Nem sempre queremos estar conscientes deste fato tão inevitável, mas sempre temos que ter em mente que alguns dos mais veteranos mestres cinematográficos vão nos deixar em algum momento. Assim como todos morremos, eles, ao passarem dos oitenta anos, começam a ter isso muito presente, e até tentam nos comunicar isso.
Mesmo tendo presente que vamos acordar um dia com a notícia de que morreu uma lenda, há certa tristeza preventiva diante do fato que depois se tornará devastadora quando ocorrer. É uma sensação que lança uma poderosa luz sobre filmes como o épico e demolidor O Irlandês.
A amarga existência do criminoso
Martin Scorsese nos ofereceu sua última revisão do cinema de gângsters com um prisma bastante diferente, embora com rostos familiares. Com o power trio de Robert De Niro, Joe Pesci e Al Pacino, ele nos coloca em uma crônica do poder nos Estados Unidos que pode ser vista no streaming através da Netflix, e que mereceu mais reconhecimento. Recebeu dez indicações ao Oscar, mas não levou nenhum prêmio. Um resultado injusto, mas não uma surpresa no caso de Scorsese; voltou a ocorrer o mesmo com seu trabalho seguinte, Assassinos da Lua das Flores: 10 indicações, 0 Oscars.
O irlandês do título é Frank Sheeran, um veterano da Segunda Guerra Mundial que um dia encontra um bom posto de trabalho no crime organizado. Bem relacionado e apreciado, termina ascendendo posições até ser figura próxima de Jimmy Hoffa, um célebre líder sindical com bastante obsessão pelo poder e certa facilidade para a corrupção. Sheeran se encontrará frequentemente entre a cruz e a espada para manter sua lealdade a Hoffa e aos grandes chefes da máfia.
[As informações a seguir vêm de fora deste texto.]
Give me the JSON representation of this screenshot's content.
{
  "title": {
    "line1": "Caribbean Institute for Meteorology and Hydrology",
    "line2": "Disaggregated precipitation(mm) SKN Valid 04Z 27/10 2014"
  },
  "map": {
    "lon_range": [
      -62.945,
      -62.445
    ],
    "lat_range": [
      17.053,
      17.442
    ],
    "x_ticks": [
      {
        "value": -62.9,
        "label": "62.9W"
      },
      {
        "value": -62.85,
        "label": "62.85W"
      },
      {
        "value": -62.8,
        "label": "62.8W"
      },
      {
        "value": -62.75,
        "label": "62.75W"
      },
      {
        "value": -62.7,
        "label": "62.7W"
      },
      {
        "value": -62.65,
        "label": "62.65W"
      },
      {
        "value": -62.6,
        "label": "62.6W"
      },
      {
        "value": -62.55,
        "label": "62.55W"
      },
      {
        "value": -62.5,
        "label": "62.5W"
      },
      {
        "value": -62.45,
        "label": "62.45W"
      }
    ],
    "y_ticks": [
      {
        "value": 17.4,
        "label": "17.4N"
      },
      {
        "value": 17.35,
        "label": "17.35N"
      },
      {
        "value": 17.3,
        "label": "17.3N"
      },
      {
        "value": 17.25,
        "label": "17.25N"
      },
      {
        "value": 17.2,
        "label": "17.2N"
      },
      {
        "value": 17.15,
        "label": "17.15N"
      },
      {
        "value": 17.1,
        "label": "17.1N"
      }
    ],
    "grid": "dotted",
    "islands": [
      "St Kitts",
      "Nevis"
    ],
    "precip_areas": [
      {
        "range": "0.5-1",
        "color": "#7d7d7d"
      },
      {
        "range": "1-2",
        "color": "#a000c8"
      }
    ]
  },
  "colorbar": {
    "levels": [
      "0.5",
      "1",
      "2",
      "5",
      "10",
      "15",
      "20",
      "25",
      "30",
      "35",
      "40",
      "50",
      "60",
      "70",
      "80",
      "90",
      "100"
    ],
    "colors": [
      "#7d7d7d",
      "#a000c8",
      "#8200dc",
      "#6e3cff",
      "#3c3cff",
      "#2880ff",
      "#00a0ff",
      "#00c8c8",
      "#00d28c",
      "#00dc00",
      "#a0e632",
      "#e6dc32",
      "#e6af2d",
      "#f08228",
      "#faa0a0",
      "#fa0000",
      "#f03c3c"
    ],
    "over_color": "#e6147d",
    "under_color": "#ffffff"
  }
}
Aqui encontramos uma experiência quase radicalmente diferente de outros filmes de gângsters de Scorsese, como seria de esperar sendo o Scorsese de quase 80 anos muito distinto do mais jovem e nervoso de antes. A inexorável passagem do tempo é refletida de maneiras muito interessantes, incluindo a criticada duração excessiva que, no entanto, o diretor consegue empregar como ferramenta para refletir as dimensões épicas da narrativa.
Netflix
O Irlandês, crônica sombria e a inevitabilidade da morte
Muito se falou sobre o resultado desigual do CGI empregado para rejuvenescer seus veteranos atores, mas isso não muda o fato de que Scorsese expõe bem o ponto de vista a partir da lembrança e do arrependimento, acrescentando nuances a tudo o que vemos. A crônica sombria de um dos episódios mais terríveis dos Estados Unidos conectado à vivência pessoal de um homem mais velho que vê a morte à espreita.
Os momentos mais arrebatadores de O Irlandês não são como os de outros filmes seus do gênero, que podiam cegar com flashes glamorosos da vida gângster que acaba se tornando a perdição dos protagonistas. Aqui há uma penetrante sensação de solidão no final da estrada, de amargura diante de todas as amizades perdidas no caminho e muito mais. Como obra de velhice, consegue ser genuína e interessante, e um filme de renome no que poderíamos qualificar como a última década prodigiosa de Martin Scorsese.